Romain et Camille entrent dans ma combinaison pour les chaînes de montre. Bon ! En rentrant, je donnerai à Romain celle que je lui offre pour sa communion ; quand à Camille, il a encore un an ou plutôt deux ans à attendre, mais je lui prêterai la mienne jusque là. Mais, il me semble que je vous demandais, dans le même lettre, ce que je pourrais bien leur rapporter, car je n’ai plus d’idée. Et vous ne me parlez de rien. Qu’est-ce qu’ils pourraient bien désirer ? Je ne puis pourtant pas rentrer les mains vides.

 

11 Mars

 Je vous disais que nous avions repris cette vie tranquille que nous menions à Saïgon, il y a un mois. Séparés de la terre par une simple passerelle, nous descendons constamment pour aller à la bibliothèque, faire le tour de l’Inspection, aller voir un camarade à bord du « Redoutable » ou du « Pascal », faire un visite, à moins qu’il n’y ait théâtre ou bal.
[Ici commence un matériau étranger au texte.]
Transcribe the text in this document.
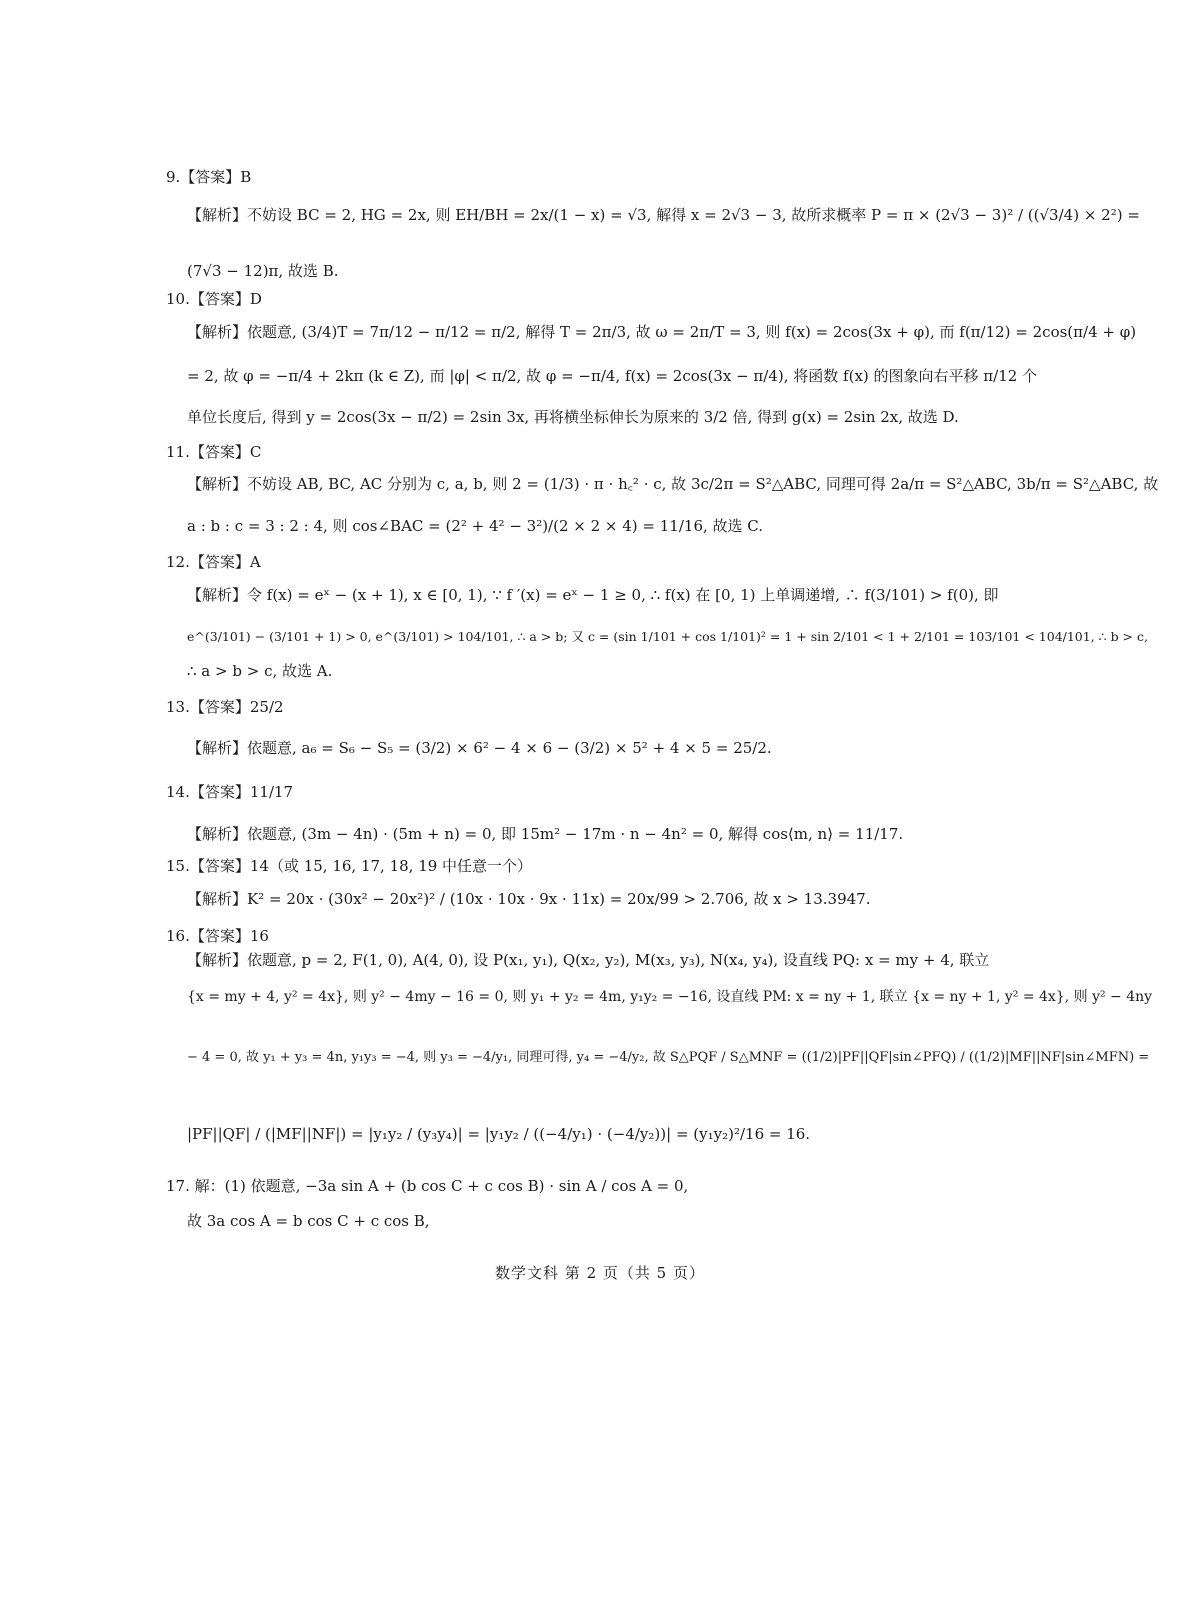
9.【答案】B
【解析】不妨设 BC = 2, HG = 2x, 则 EH/BH = 2x/(1 − x) = √3, 解得 x = 2√3 − 3, 故所求概率 P = π × (2√3 − 3)² / ((√3/4) × 2²) =
(7√3 − 12)π, 故选 B.
10.【答案】D
【解析】依题意, (3/4)T = 7π/12 − π/12 = π/2, 解得 T = 2π/3, 故 ω = 2π/T = 3, 则 f(x) = 2cos(3x + φ), 而 f(π/12) = 2cos(π/4 + φ)
= 2, 故 φ = −π/4 + 2kπ (k ∈ Z), 而 |φ| < π/2, 故 φ = −π/4, f(x) = 2cos(3x − π/4), 将函数 f(x) 的图象向右平移 π/12 个
单位长度后, 得到 y = 2cos(3x − π/2) = 2sin 3x, 再将横坐标伸长为原来的 3/2 倍, 得到 g(x) = 2sin 2x, 故选 D.
11.【答案】C
【解析】不妨设 AB, BC, AC 分别为 c, a, b, 则 2 = (1/3) · π · h꜀² · c, 故 3c/2π = S²△ABC, 同理可得 2a/π = S²△ABC, 3b/π = S²△ABC, 故
a : b : c = 3 : 2 : 4, 则 cos∠BAC = (2² + 4² − 3²)/(2 × 2 × 4) = 11/16, 故选 C.
12.【答案】A
【解析】令 f(x) = eˣ − (x + 1), x ∈ [0, 1), ∵ f ′(x) = eˣ − 1 ≥ 0, ∴ f(x) 在 [0, 1) 上单调递增, ∴ f(3/101) > f(0), 即
e^(3/101) − (3/101 + 1) > 0, e^(3/101) > 104/101, ∴ a > b; 又 c = (sin 1/101 + cos 1/101)² = 1 + sin 2/101 < 1 + 2/101 = 103/101 < 104/101, ∴ b > c,
∴ a > b > c, 故选 A.
13.【答案】25/2
【解析】依题意, a₆ = S₆ − S₅ = (3/2) × 6² − 4 × 6 − (3/2) × 5² + 4 × 5 = 25/2.
14.【答案】11/17
【解析】依题意, (3m − 4n) · (5m + n) = 0, 即 15m² − 17m · n − 4n² = 0, 解得 cos⟨m, n⟩ = 11/17.
15.【答案】14（或 15, 16, 17, 18, 19 中任意一个）
【解析】K² = 20x · (30x² − 20x²)² / (10x · 10x · 9x · 11x) = 20x/99 > 2.706, 故 x > 13.3947.
16.【答案】16
【解析】依题意, p = 2, F(1, 0), A(4, 0), 设 P(x₁, y₁), Q(x₂, y₂), M(x₃, y₃), N(x₄, y₄), 设直线 PQ: x = my + 4, 联立
{x = my + 4, y² = 4x}, 则 y² − 4my − 16 = 0, 则 y₁ + y₂ = 4m, y₁y₂ = −16, 设直线 PM: x = ny + 1, 联立 {x = ny + 1, y² = 4x}, 则 y² − 4ny
− 4 = 0, 故 y₁ + y₃ = 4n, y₁y₃ = −4, 则 y₃ = −4/y₁, 同理可得, y₄ = −4/y₂, 故 S△PQF / S△MNF = ((1/2)|PF||QF|sin∠PFQ) / ((1/2)|MF||NF|sin∠MFN) =
|PF||QF| / (|MF||NF|) = |y₁y₂ / (y₃y₄)| = |y₁y₂ / ((−4/y₁) · (−4/y₂))| = (y₁y₂)²/16 = 16.
17. 解：(1) 依题意, −3a sin A + (b cos C + c cos B) · sin A / cos A = 0,
故 3a cos A = b cos C + c cos B,
数学文科 第 2 页（共 5 页）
En effet, outre des représentations ordinaires, il y eu, au théâtre, une représentation de gala vendredi dernier.

Mr Doumer (2) et l’amiral Potier partant pour France par le paquebot qui emportera cette lettre, la municipalité leur a offert, avant leur départ une soirée de gala qui a duré jusqu’à près de une heure du matin et dont les places étaient gratuites pour tous. Il est vrai que les loges avaient été retenues pour les invités, que les annamites, les soldats, et les matelots, devaient monter au poulailler, que les sous-officiers et employés en veston avaient le parterre, mais qu’on n’admettait aux fauteuils d’orchestre et de balcon que les officiers et les saïgonnais assez posés pour pouvoir aller là en tenue de soirée, en habit. Comme il y avait là les officiers d’une petite canonnière russe qui a relâché quelques jours à Saïgon, la soirée a été ouverte et close par une Marseillaise suivie d’un hymne russe.
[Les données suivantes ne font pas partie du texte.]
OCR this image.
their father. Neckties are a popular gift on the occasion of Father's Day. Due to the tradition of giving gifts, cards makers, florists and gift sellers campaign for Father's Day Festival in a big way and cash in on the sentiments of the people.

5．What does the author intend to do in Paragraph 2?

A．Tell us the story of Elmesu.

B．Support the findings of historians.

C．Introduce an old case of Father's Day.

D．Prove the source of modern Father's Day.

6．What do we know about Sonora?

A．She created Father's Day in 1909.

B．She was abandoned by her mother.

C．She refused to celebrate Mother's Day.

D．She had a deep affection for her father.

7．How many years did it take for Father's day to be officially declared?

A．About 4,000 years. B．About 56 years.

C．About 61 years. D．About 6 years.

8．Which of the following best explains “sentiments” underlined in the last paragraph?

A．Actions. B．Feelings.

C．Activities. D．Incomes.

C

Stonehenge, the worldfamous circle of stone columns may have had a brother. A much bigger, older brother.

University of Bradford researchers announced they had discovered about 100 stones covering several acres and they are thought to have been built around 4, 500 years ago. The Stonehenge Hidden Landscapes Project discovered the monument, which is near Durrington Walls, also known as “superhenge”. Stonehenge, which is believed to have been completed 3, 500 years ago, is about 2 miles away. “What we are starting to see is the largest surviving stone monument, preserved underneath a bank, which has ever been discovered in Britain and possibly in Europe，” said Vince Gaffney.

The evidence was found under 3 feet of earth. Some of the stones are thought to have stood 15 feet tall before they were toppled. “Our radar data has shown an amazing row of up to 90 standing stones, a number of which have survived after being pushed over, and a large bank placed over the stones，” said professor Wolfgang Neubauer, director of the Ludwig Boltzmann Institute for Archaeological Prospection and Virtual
Dimanche et lundi, de 4 heures à 6 heures et demie, il y avait courses. Le comité d’organisation nous avait envoyé des cartes d’invitation pour les deux jours. J’y suis allé dimanche. Tout Saïgon était là. Il y avait trois courses de chevaux, de ces petits chevaux annamites, haut à peines comme des poneys, et montés par des jockeys annamites. Deux de ces courses étaient au galop avec obstacles et la troisième au trot, attelés à des tilburys.

Après cela est venue une course de mulets montés par des sous-officiers de la garnison : artillerie ou infanterie de marine. Et enfin une course de buffles qui sont employés dans les campagnes par les annamites. Chaque char était attelé de deux buffles et monté par le propriétaire armé d’un long fouet. Et tous les membres de la famille galopaient, répartis de chaque coté de l’attelage, tapant dessus à coup de gourdin, hurlant comme des possédés, et le remettant en bon chemin à coups d’épaules chaque fois que les bêtes voulaient obliquer à gauche ou à droite.
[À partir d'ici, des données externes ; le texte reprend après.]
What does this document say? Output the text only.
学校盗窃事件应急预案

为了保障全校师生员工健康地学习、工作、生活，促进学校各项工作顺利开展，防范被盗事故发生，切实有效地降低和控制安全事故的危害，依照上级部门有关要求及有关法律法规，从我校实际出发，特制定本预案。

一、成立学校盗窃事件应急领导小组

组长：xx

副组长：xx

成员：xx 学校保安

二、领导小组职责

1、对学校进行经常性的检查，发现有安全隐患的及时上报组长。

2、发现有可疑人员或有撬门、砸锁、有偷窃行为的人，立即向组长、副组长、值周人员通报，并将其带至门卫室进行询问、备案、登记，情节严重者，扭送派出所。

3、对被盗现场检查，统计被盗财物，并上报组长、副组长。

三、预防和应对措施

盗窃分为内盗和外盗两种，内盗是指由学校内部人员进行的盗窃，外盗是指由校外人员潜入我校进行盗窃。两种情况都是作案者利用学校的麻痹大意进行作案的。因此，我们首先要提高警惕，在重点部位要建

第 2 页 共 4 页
La société de Saïgon s’est réunie en une sorte de club qu’ils appellent la Philharmonique. Avec les cotisations, ils ont loué une grande salle entourée de jardins où ils se réunissent deux fois par semaine : les dames jouent du piano, chantent; les messieurs qui connaissent le violon ou la flûte amènent leur instrument. De plus ils se donnent à eux-mêmes, deux ou trois bals par an. Ils en ont donné un samedi qui était costumé ! Comme par hasard nous y étions invités. Le coup d’œil était très joli. Sauf de rares exceptions, sauf les officiers, les messieurs étaient costumés. Dames et jeunes filles, grâce aux gros traitements des fonctionnaires coloniaux avaient fait des prodiges de rivalité ! Sa salle décorée de masques japonais s’ouvrait par des vérandas sur les jardins semés de petites tables où l’on a soupé vers une heure. Somme toute, soirée très réussie. La musique de l’amiral, bien entendu, composait l’orchestre.

Demain mercredi, nous avons un nouveau bal, donné au cercle militaire par le général et les officiers de la garnison. A l’avance, il est probable que ce bal ressemblera beaucoup à celui auquel je suis déjà allé, au même cercle militaire, il y a un mois, pendant mon précédent séjour à Saïgon.

Vous voyez donc que, somme toute, il y a quelques distractions à Saïgon. Du reste, le service est juste réduit aux quarts, car tout exercice est pour ainsi dire supprimé. On ne fait guère faire à l’équipage que la propreté et l’astiquage du bâtiment et l’embarquement de vin et de vivres, pris à l’arsenal, pour remplacer ce qui a été consommé depuis un mois.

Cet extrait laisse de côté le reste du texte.